Tous les réseaux ou plexus de fibres corticales ne se ressemblent point. Leur entrelacement varie suivant les espèces de plantes ou d’arbres. La Figure 8 offre celui du tilleul ; la Figure 9, celui du peuplier ; la Figure 12, celui de l’arbre à dentelle que tout le monde connoît ; & la Figure 13, celui du palmier.

Revenons à présent au tissu cellulaire qui se trouve dans les mailles ou les interstices du réseau cortical. Malpighi & Grew l’ont regardé comme un simple amas d’utricules ou de vésicules de différentes formes, situes à côté les uns des autres, & diminuant toujours insensiblement d’épaisseur depuis l’épiderme jusqu’au bois. M. Duhamel ne paroît pas être du même sentiment, & il a reconnu au microscope que ces petites vessies étoient entrelacées par quantité de fibres d’une finesse extrême. J’adopte d’autant plus volontiers son idée, que je me suis assuré que le tissu cellulaire étoit absolument de même nature que l’enveloppe cellulaire, que par conséquent ce n’étoit qu’un parenchyme ou un corps spongieux, résultant de l’entrelacement en toutes sortes de sens, de petites fibres qui contiennent à la vérité, dans leurs interstices, de petits corps globuleux, qui ne sont peut-être que les molécules isolées de la sève ou des sucs. La couleur du tissu cellulaire varie dans les différens arbres, mais elle est plus communément verte.

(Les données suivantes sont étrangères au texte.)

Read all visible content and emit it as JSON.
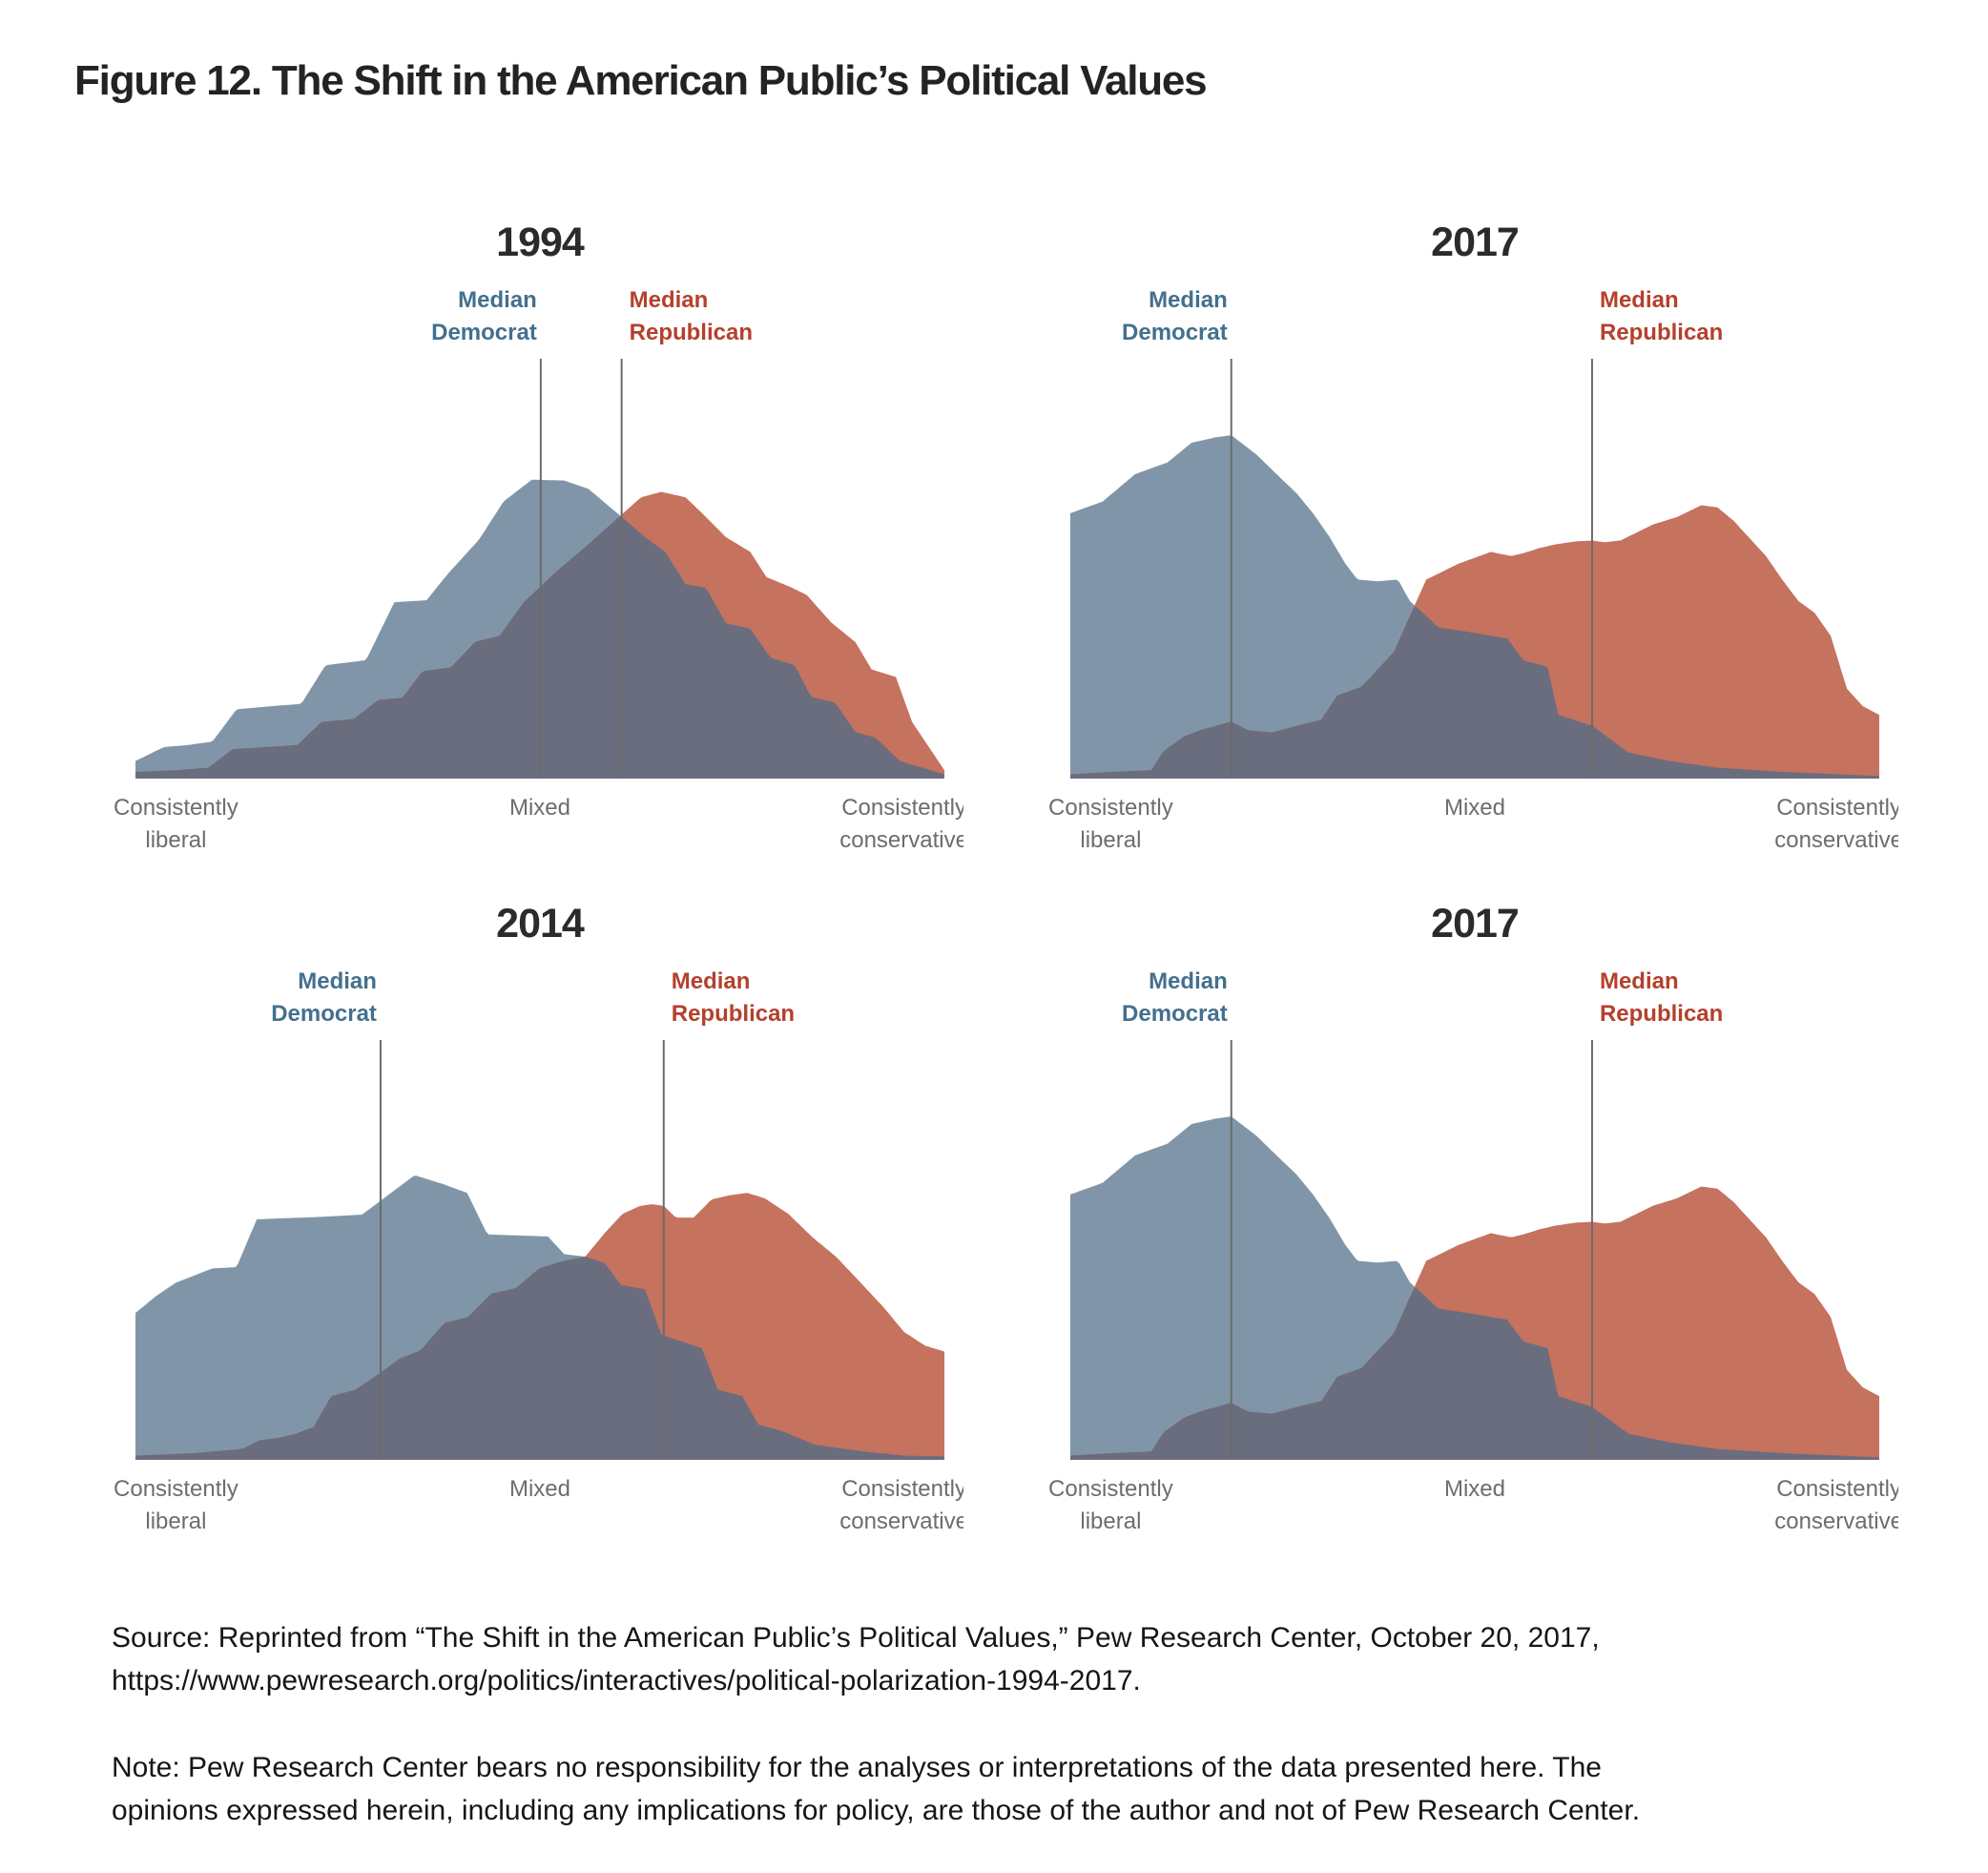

Nous n’avons considéré jusqu’à présent les fibres corticales que comme de simples fibres ; mais il ne faut pas oublier que ce sont de vrais vaisseaux, des tubes par lesquels montent & descendent les différens sucs qui doivent nourrir & entretenir la plante. Dans l’écorce, ils sont de deux espèces, comme nous l’avons déjà dit, les vaisseaux lymphatiques qui sont les plus communs, & qui forment, à proprement parler, le réseau cortical ; ils servent à transporter, dans les différentes parties, la sève ascendante & descendante ; & les vaisseaux propres dans lesquels circule seulement le suc propre à chaque plante. On les distingue facilement des premiers, & par leur grosseur ordinairement assez considérable pour laisser échapper la liqueur dont ils sont remplis lorsqu’on les coupe, & par leur couleur qui est communément différente de celle des vaisseaux lymphatiques. M. Mariotte a donné une description assez exacte de ces vaisseaux, quoiqu’il les ait comparés, assez mal à propos, aux artères des animaux : « ces canaux sont enfilés, dit-il, par une fibre ligneuse blanche, qui se peut séparer en plusieurs filamens. On apperçoit une membrane à l’entour de ces petits canaux, qui les sépare du reste de la tige, & en fait comme un petit tuyau ; & entre chacune des fibres de cette membrane, il y a une matière spongieuse, adhérente à la membrane, & remplie de suc coloré. On voit une structure semblable dans les feuilles de l’aloès, coupées en travers ; car on remarque que le milieu, qui a environ un pouce d’épaisseur, est d’une substance spongieuse, composée d’un grand nombre de membranes confondues ensemble, & remplie d’une humeur aqueuse, claire, & qui a fort peu d’amertume. On remarque aussi que le tissu (cellulaire) est couvert d’une écorce verte dans l’épaisseur de laquelle il y a plusieurs petits canaux noirâtres, disposés selon la longueur des feuilles, & qui ressemblent à ceux des plantes laiteuses. Ces canaux contiennent un suc visqueux, jaunâtre & très-amer, qui en sort abondamment au mois de mai ; mais, dans la pulpe, (tissu cellulaire) il y a plusieurs petits canaux blanchâtres qui apparemment contiennent un autre suc, & qui jettent çà & là de petits rameaux, dont quelques-uns vont se joindre aux tuyaux qui portent le suc jaune & amer. »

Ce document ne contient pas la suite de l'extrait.